/
Kamis, 06 Oktober 2022 | 06:13 WIB
Kapolda Jatim Irjen Nico Afinta. (Suara.com/Achmad Ali)

Deli.Suara.com - Pernyataan menohok disampaikan Fadli Zon anggota DPR dari Fraksi Partai Gerindra atas tragedi Kanjuruhan di Malang, Jawa Timur (Jatim).

Ia mengatakan harus ada yang bertanggungjawab atas tragedi maut yang merenggut seratusan lebih nyawa manusia, salah satunya adalah orang nomor satu di kepolisian Jatim yaitu Kapolda Jatim Irjen Pol Nico Afinta.

Fadli Zon mengemukakan wajar bila Kapolri Jenderal Listyo Sigit Prabowo mencopot Nico dari jabatannya sebagai Kapolda Jatim. Ia justru menyarankan hal itu segera dilakukan, sebagaimana desakan dari banyak pihak.

"Harus ada yang bertanggung jawab. Kalau saya lihat sih kapolda juga diganti saja, kan itu aspirasi masyarakat juga," ujar Fadli di kompleks Parlemen Senayan, Jakarta, seperti dikutip dari suara.com, Kamis (6/10/2022) pagi.

Fadli Zon bahkan menyindir Irjen Nico Afinta untuk dapat lebih sensitif menanggapi desakan mundur dirinya. Nico diharapkan dapat memilih di antara dua pilihan, mundur atau tunggu pencopotan.

Namun, anggota DPR ini menyarankan bahwa sebaiknya Nico Afinta untuk secara sadar mundur sebagai Kapolda Jatim.

"Jadi harus sensitif lah melihat, misalkan, kalau di luar negeri itu bukan dicopot, mundur. Jadi masih revolusi mentalnya jalan, mereka mengundurkan diri baik itu kapolres, kapolda," sindirnya.

Gas Air Mata Ditembakkan Polisi 
Sebelumnya, Fadli tegas menyatakan kunci dari munculnya tragedi Kanjuruhan, Malang adalah gas air mata yang ditembakkan polisi.
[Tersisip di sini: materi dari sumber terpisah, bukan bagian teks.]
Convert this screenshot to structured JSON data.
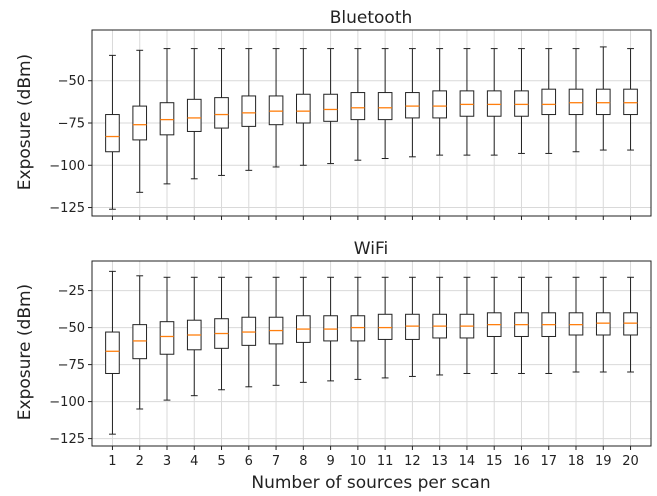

Diketahui asap dari gas air mata yang menyesakkan itu diduga menjadi penyebab terbesar jatuhnya korban nyawa hingga lebih dari 100 orang.

Baca Juga: Jadwal Sholat Medan Sekitarnya 6 Oktober, Lengkap dengan Niatnya

"Menurut saya kuncinya jelas di situ gas air mata. Penerapan gas air mata di lapangan yang kabarnya itu tidak diperbolehkan oleh FIFA sendiri jelas," kata Fadli.

Ketua Badan Kerja Sama Antar Parlemen ini mempertanyakan aparat kepolisian, mengapa tidak melakukan penanganan dengan cara lain, tanpa gas air mata.

"Kenapa, misalnya kalau untuk mempersiapkan, mengantisipasi itu water cannon. Tentu enggak akan banyak korban, apalagi sampai meninggal," kata Fadli.

Karena itu, menurut dia, seharusnya investigasi tragedi Kanjuruhan tidak bertele-tele lantaran sudah diketahui pasti sebab dan akibatnya, yakni gas air mata. Pihak yang bertanggung jawab sudah seharusnya segera ditetapkan.

"Seharusnya bisa secara cepat, paling tidak siapa yang bertanggung jawab supaya ini tidak terulang lagi. Kalau muter-muter kemudian tidak jelas atau dicari kambing hitam, salah menyalahkan," ujar Fadli.

Diketahui penggunaan gas air mata yang ditembakkan polisi ke arah suporter yang dianggap membuat onar di Stadion Kanjuruhan diduga menjadi penyebab utama atas tragedi maut ini.